В Москве погодилась ранняя осень, Вячеслав Михайлович с Феликсом сидели на скамейке Тверского бульвара, смотрели, как небом проносятся толстые пернатые птицы, мостятся на Пампуша и занимаются своими делами. Перья на крыльях птиц были слегка обуглены, ведь небо есть наполовину твердь, наполовину воображение. Поэтому субстанцией оно газы, которые, если наберёшь чрезмерную скорость, струятся по предмету и обжигают — получается нечто среднее между бытовой травмой и полным крахом надежд.
Глядя на облепивших Пампуша птиц, Феликс, надеясь сдвинуть Молотова с мёртвой точки, сказал:
— Бессмертие — одна из самых загадочных тем в авиации. Тут требуется летать то на истребителе, то на бомбардировщике. Скажут: это трудно — на бомбёре больше ручек. Верно. Но основное различие глубиннее. Все авиаторы по подвигу делятся на действователей и мечтателей. Из первых получаются истребители и штурмовики, из вторых ночные бомбардировщики. Первые берут ловкостью и энергией, вторые осторожной мудростью… Есть ещё и вертолётчики. Природа их героизма до сих пор не ясна. Как всё это совместить в одном? Чем больше живу, тем больше убеждаюсь — бессмертие есть выпадение из нормы, вернее: выпадение из плоской нормы в объёмную. То есть оно не картинка, но Памятник…

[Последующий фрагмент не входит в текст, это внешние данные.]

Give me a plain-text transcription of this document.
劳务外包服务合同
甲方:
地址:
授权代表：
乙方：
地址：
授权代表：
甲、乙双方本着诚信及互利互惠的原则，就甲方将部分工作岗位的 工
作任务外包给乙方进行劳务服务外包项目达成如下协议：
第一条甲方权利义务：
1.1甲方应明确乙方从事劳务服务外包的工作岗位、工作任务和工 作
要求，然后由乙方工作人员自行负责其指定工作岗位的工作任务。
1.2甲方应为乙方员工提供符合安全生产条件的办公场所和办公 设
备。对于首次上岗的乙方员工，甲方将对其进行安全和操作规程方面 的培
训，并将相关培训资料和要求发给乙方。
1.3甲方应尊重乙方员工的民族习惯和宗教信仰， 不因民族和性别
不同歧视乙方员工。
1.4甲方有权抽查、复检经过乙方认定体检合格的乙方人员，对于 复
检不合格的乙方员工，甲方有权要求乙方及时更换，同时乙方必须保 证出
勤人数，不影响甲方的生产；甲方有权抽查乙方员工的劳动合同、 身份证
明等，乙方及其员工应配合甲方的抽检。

Сдвиг удался. Молотов с треском разлепил губы и выдал:
— Аббревиатура ВТШ ВВС РККА означает: Военно-теоретическая школа Военно-воздушных сил Рабоче-крестьянской Красной Армии. В теоретической школе курсанты не летали, а испытывались. Выяснялось, соответствуют ли они требованиям боевого Неба. Только после проверки их направляли в лётные училища. Утверждали: выпускники ленинградской ВТШ в ночь перед получением свидетельства об окончании курса натирают наждаком до блеска срамный выпирающий металл фальконетова Медного Всадника. Поэтому-де ленинградская ВТШ в просторечии и называется — “тёрка”. Если это правда, то почему другие ВТШ, например в Егорьевске и Оренбурге, тоже называются “тёрками”? Известно же: в этих городах никаких Памятников, которые можно бы было блестяще начистить, не существует?
Феликс Чуев подумал и сказал:
— Видно, всё проще. “Тёрка” — это сокращённое от “теорки”, теоретической школы.

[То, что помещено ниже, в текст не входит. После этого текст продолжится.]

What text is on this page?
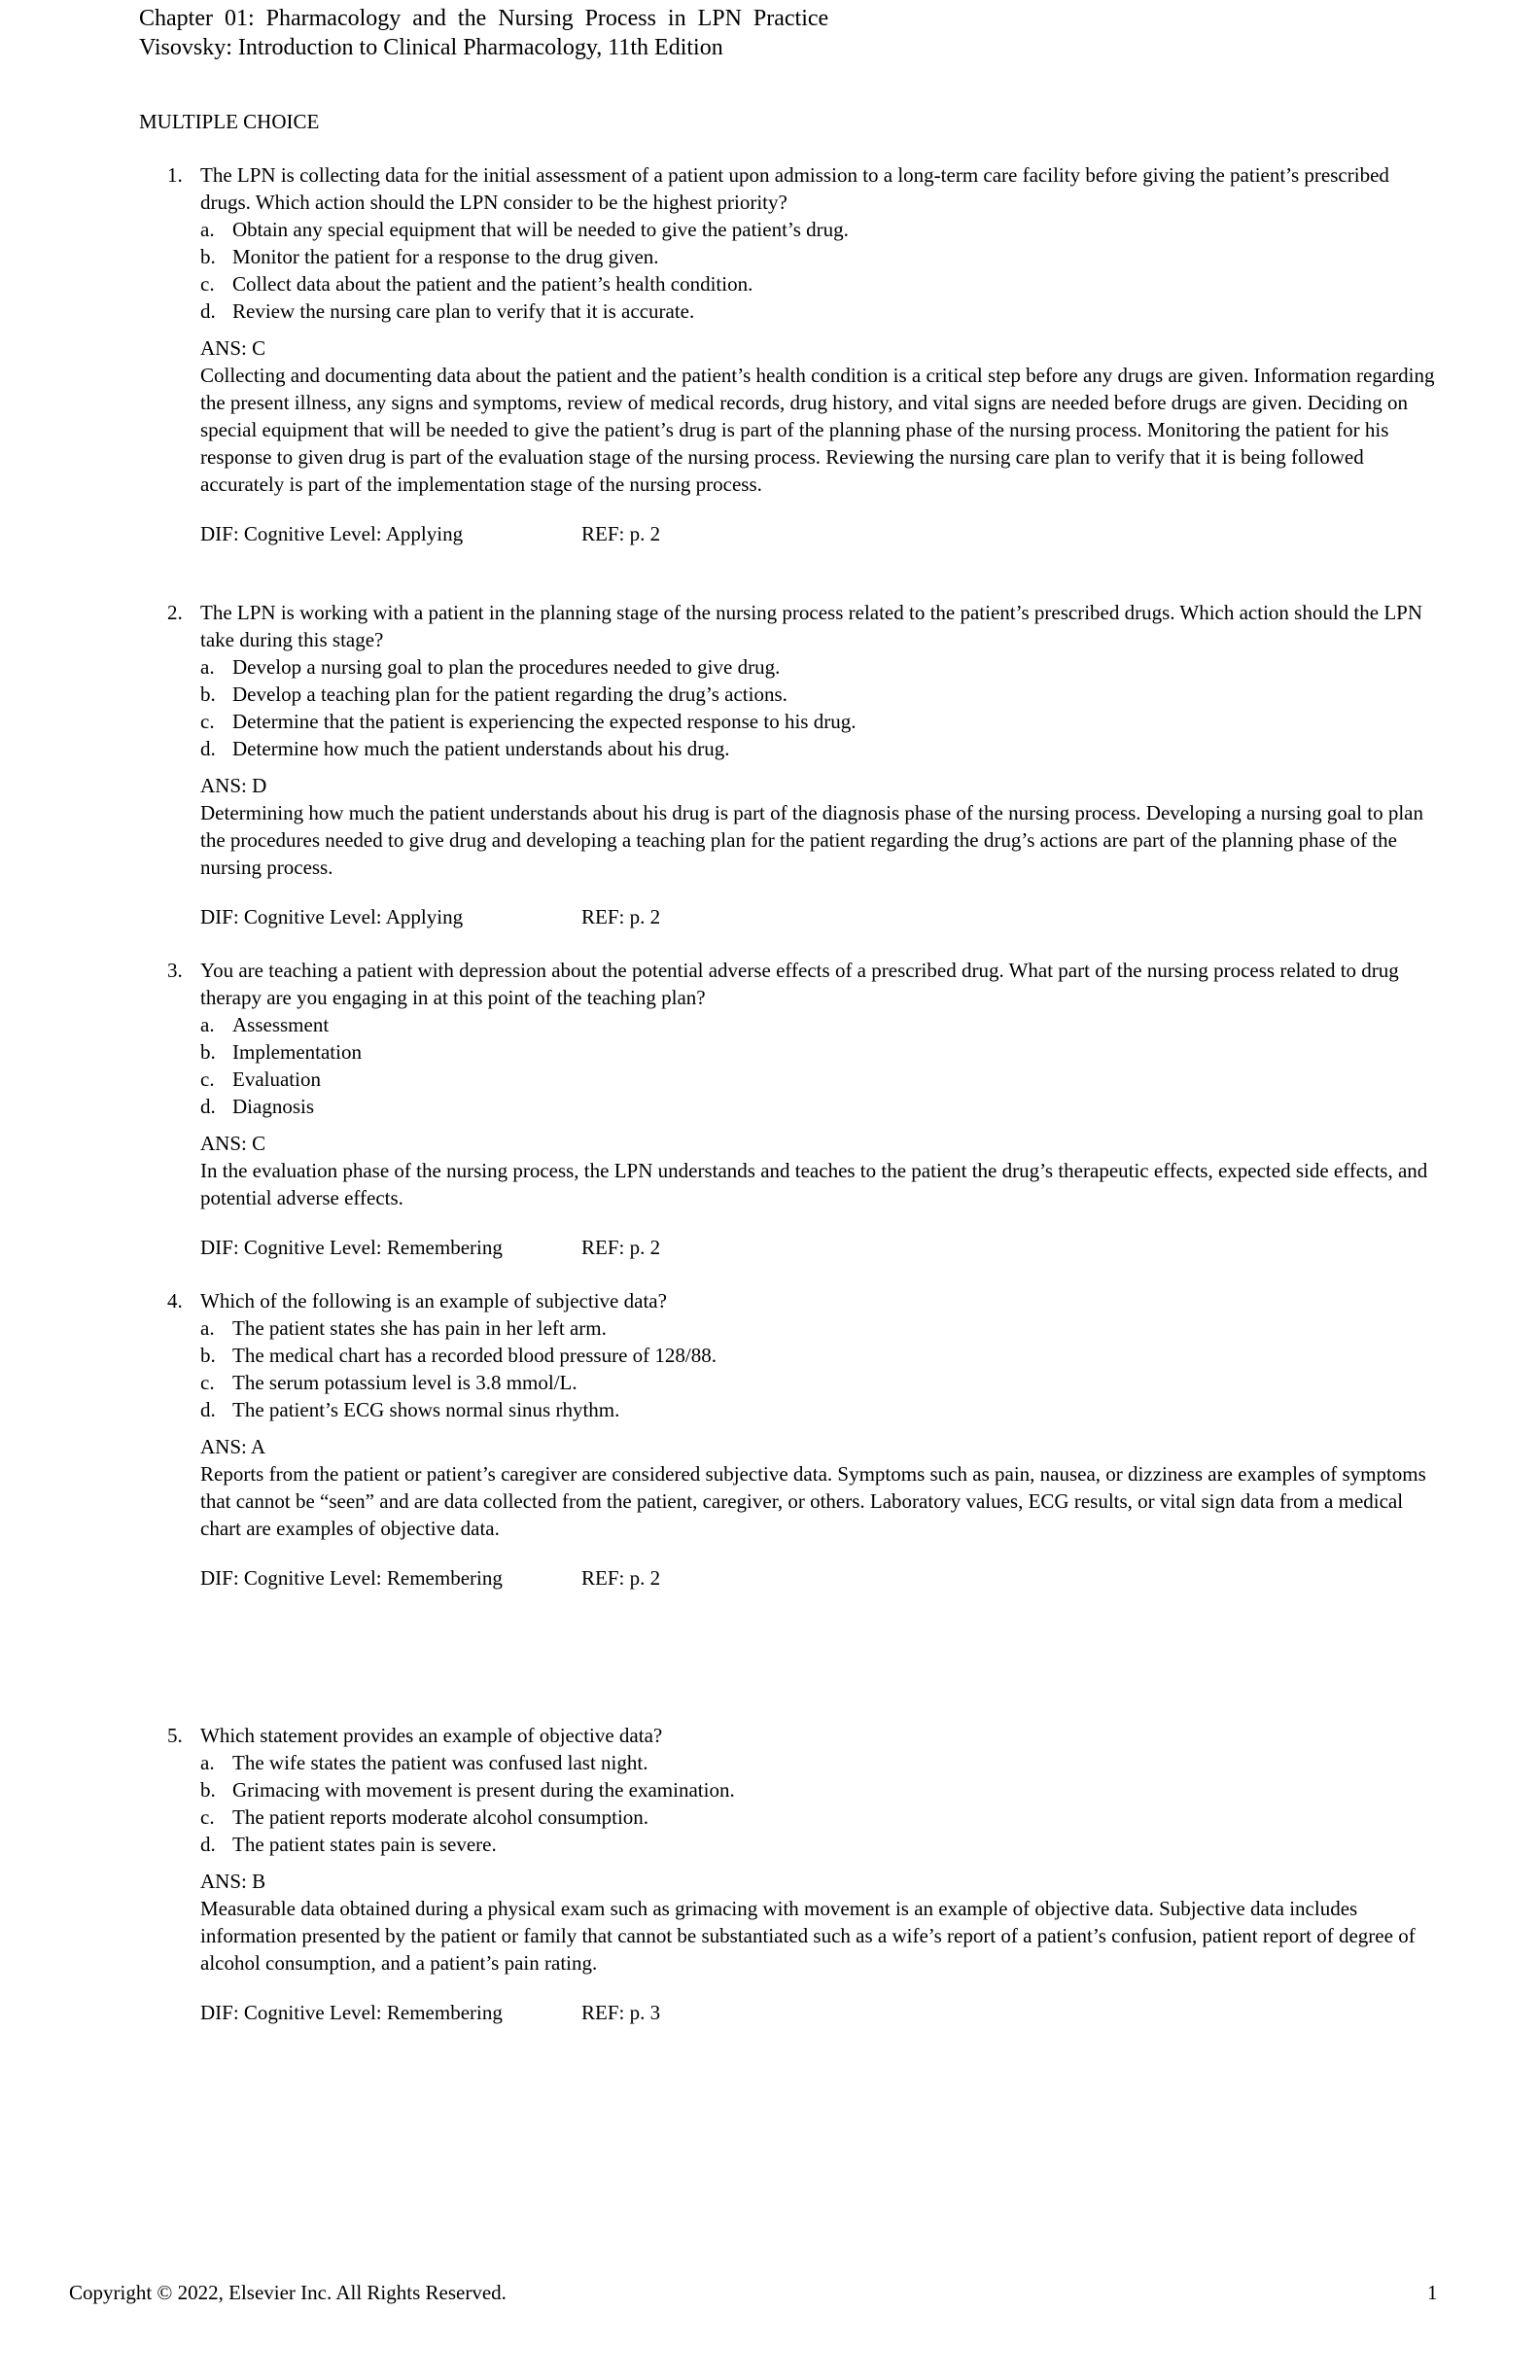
Chapter 01: Pharmacology and the Nursing Process in LPN Practice
Visovsky: Introduction to Clinical Pharmacology, 11th Edition
MULTIPLE CHOICE
1. The LPN is collecting data for the initial assessment of a patient upon admission to a long-term care facility before giving the patient’s prescribed drugs. Which action should the LPN consider to be the highest priority?

a. Obtain any special equipment that will be needed to give the patient’s drug.
b. Monitor the patient for a response to the drug given.
c. Collect data about the patient and the patient’s health condition.
d. Review the nursing care plan to verify that it is accurate.
ANS: C

Collecting and documenting data about the patient and the patient’s health condition is a critical step before any drugs are given. Information regarding the present illness, any signs and symptoms, review of medical records, drug history, and vital signs are needed before drugs are given. Deciding on special equipment that will be needed to give the patient’s drug is part of the planning phase of the nursing process. Monitoring the patient for his response to given drug is part of the evaluation stage of the nursing process. Reviewing the nursing care plan to verify that it is being followed accurately is part of the implementation stage of the nursing process.

DIF: Cognitive Level: Applying	REF: p. 2
2. The LPN is working with a patient in the planning stage of the nursing process related to the patient’s prescribed drugs. Which action should the LPN take during this stage?

a. Develop a nursing goal to plan the procedures needed to give drug.
b. Develop a teaching plan for the patient regarding the drug’s actions.
c. Determine that the patient is experiencing the expected response to his drug.
d. Determine how much the patient understands about his drug.
ANS: D

Determining how much the patient understands about his drug is part of the diagnosis phase of the nursing process. Developing a nursing goal to plan the procedures needed to give drug and developing a teaching plan for the patient regarding the drug’s actions are part of the planning phase of the nursing process.

DIF: Cognitive Level: Applying	REF: p. 2
3. You are teaching a patient with depression about the potential adverse effects of a prescribed drug. What part of the nursing process related to drug therapy are you engaging in at this point of the teaching plan?

a. Assessment
b. Implementation
c. Evaluation
d. Diagnosis
ANS: C

In the evaluation phase of the nursing process, the LPN understands and teaches to the patient the drug’s therapeutic effects, expected side effects, and potential adverse effects.

DIF: Cognitive Level: Remembering	REF: p. 2
4. Which of the following is an example of subjective data?

a. The patient states she has pain in her left arm.
b. The medical chart has a recorded blood pressure of 128/88.
c. The serum potassium level is 3.8 mmol/L.
d. The patient’s ECG shows normal sinus rhythm.
ANS: A

Reports from the patient or patient’s caregiver are considered subjective data. Symptoms such as pain, nausea, or dizziness are examples of symptoms that cannot be “seen” and are data collected from the patient, caregiver, or others. Laboratory values, ECG results, or vital sign data from a medical chart are examples of objective data.

DIF: Cognitive Level: Remembering	REF: p. 2
5. Which statement provides an example of objective data?

a. The wife states the patient was confused last night.
b. Grimacing with movement is present during the examination.
c. The patient reports moderate alcohol consumption.
d. The patient states pain is severe.
ANS: B

Measurable data obtained during a physical exam such as grimacing with movement is an example of objective data. Subjective data includes information presented by the patient or family that cannot be substantiated such as a wife’s report of a patient’s confusion, patient report of degree of alcohol consumption, and a patient’s pain rating.

DIF: Cognitive Level: Remembering	REF: p. 3
Copyright © 2022, Elsevier Inc. All Rights Reserved.	1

— Это так, — хищно улыбнулся Молотов, сплюнул кровью и растёр жидкость ногою. Потом протёр пенсне от брызг и продолжил:
— Считалось, что самая суровая “тёрка” в Егорьевске. Понятно — она под столицей. Валерий Чкалов — один из немногих, которому удалось её закончить в 23-м году. Он рассказывал, что работала на приём там психотехническая комиссия. Вводят тебя в комнату, садят на стул и говорят: “Ждите, вас вызовут”. Ты устраиваешься. Конечно, волнуешься. И вдруг — хлобысть! — пол под тобою трескается налампампам, и летишь ты вниз вместе со стулом в мягкий подвал, — чтобы без увечий. Там тебя девка в медицинском халате принимает и щупает за пульс. И хитро — девка-то симпатичная, жаркая. Это чтобы ты больше взволновался. И у кого та девка насчитает пульс больше семидесяти, — отчисляют без разговоров. Негоден, — пишут в карточке, иди в мотористы наземные. А благополучно миновавших быстрый пульс дальше вели, к подвешенной на верёвке корзине. Садись, приглашают, в неё, мы будем тебя вертеть насчёт вестибулярного аппарата. Садишься ты, и тебя качают долго. Тех, кто позеленел и заблевал — той же дорогой — вон, в мотористы, а неиспачканных дальше крутят чрезвычайно энергично. И вдруг — стреляют над ухом из пистолета и из корзины вываливают. И опять вбегает известная уже белая девка и кричит: “В глаза мне смотреть, в глаза!” И никуда тебе не деться — смотришь в неё. И если учует она у тебя в глазах испуг, — в мотористы без колебания. А если не нашли в тебе труса, то укладывают тебя на живот, спускают штаны и ну гвоздём в жопе ковырять. И шепчет девка в ухо: “Не больно?..” Ты думаешь, что это тебя на мужество нечувствительности проверяют, но это обман, на самом деле девка на щёки твои смотрит: если зарумянился от стыда, значит — психологически неустойчив, значит, дорога тебе в мотористы земли… А как миновал ты удачно все эти казусы, приступает психотехническая комиссия к филологическому тесту. Это такой старичок из архаистов, который стихами мучает. К примеру:
Не те — косоглазые, с высоким давлением кровяным
И замедленной реакцией, которые вечно
Перебирают шестерни ДВС.
Все они, в конце концов, не станут победителями.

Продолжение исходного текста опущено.